The 53% of all Americans who say the government is doing too many things that should be left to others is down slightly from a survey conducted in late August/early September of last year, but is generally on par with Gallup's historical trend. In the 18-year history of this question, there have been only three points when a plurality thought the "government should do more": in 1992 and 1993, and immediately after the Sept. 11 attacks, in October 2001.
The highest percentage favoring the "government doing too much" option was 60%, recorded in December 1995.
The issue of government involvement in social and economic policy will almost certainly arise at the confirmation hearings of Elena Kagan, President Obama's nominee for the Supreme Court, which began Monday. The issue will also be of major significance in this fall's midterm elections, as evidenced by the heated debate already underway on the role of the federal government in the nation's healthcare system.

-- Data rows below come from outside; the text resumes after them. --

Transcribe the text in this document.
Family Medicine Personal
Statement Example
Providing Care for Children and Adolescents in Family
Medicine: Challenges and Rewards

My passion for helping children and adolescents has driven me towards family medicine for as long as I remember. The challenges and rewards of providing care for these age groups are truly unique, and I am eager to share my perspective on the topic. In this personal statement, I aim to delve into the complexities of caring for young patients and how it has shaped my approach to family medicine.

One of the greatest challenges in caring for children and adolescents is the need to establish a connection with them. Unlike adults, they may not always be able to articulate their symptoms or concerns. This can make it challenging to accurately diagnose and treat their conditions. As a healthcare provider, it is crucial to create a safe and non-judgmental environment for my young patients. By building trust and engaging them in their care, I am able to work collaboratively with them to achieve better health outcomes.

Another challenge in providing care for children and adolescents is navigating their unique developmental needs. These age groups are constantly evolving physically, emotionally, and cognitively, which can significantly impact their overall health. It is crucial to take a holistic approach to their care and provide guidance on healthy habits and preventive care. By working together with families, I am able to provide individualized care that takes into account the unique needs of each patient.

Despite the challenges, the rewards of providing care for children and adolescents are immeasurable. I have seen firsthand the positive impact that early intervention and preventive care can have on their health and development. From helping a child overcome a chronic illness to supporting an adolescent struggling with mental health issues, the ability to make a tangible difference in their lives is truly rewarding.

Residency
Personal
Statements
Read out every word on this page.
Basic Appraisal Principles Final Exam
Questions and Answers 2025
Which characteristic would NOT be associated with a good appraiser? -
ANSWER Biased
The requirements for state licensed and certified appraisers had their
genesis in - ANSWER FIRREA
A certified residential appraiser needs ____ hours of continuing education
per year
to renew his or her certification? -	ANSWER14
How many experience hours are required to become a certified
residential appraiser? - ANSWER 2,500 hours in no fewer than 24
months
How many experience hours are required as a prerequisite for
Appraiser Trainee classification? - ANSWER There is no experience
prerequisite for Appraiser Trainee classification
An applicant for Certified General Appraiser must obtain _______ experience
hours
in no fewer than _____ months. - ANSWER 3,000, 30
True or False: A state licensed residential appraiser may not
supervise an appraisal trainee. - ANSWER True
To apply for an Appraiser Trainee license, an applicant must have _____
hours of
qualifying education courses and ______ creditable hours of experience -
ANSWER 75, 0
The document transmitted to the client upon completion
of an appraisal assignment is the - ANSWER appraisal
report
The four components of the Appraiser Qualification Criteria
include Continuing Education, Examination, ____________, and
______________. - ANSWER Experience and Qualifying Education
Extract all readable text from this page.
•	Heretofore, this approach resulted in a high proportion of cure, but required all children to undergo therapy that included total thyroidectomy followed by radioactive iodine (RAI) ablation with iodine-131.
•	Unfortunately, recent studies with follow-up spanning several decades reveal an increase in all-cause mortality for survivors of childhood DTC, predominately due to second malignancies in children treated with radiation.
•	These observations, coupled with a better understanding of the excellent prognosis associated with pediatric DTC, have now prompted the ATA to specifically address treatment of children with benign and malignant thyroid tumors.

Despite the fact that a majority of Americans say the government is doing too much, recent Gallup surveys show that Americans do favor legislation that would increase government stimulus spending to help create jobs, to regulate major financial institutions, and to regulate energy output from private companies in an effort to reduce global warming. These somewhat conflicting sentiments underscore the complex nature of the relationship between the average American citizen and his or her government.
Results for this USA Today/Gallup poll are based on telephone interviews conducted June 11-13, 2010, with a random sample of 1,014 adults, aged 18 and older, living in the continental U.S., selected using random-digit-dial sampling.
For results based on the total sample of national adults, one can say with 95% confidence that the maximum margin of sampling error is ±4 percentage points.
Interviews are conducted with respondents on landline telephones (for respondents with a landline telephone) and cellular phones (for respondents who are cell phone-only). Each sample includes a minimum quota of 150 cell phone-only respondents and 850 landline respondents, with additional minimum quotas among landline respondents for gender within region. Landline respondents are chosen at random within each household on the basis of which member had the most recent birthday.
Samples are weighted by gender, age, race, education, region, and phone lines. Demographic weighting targets are based on the March 2009 Current Population Survey figures for the aged 18 and older non-institutionalized population living in continental U.S. telephone households. All reported margins of sampling error include the computed design effects for weighting and sample design.
In addition to sampling error, question wording and practical difficulties in conducting surveys can introduce error or bias into the findings of public opinion polls.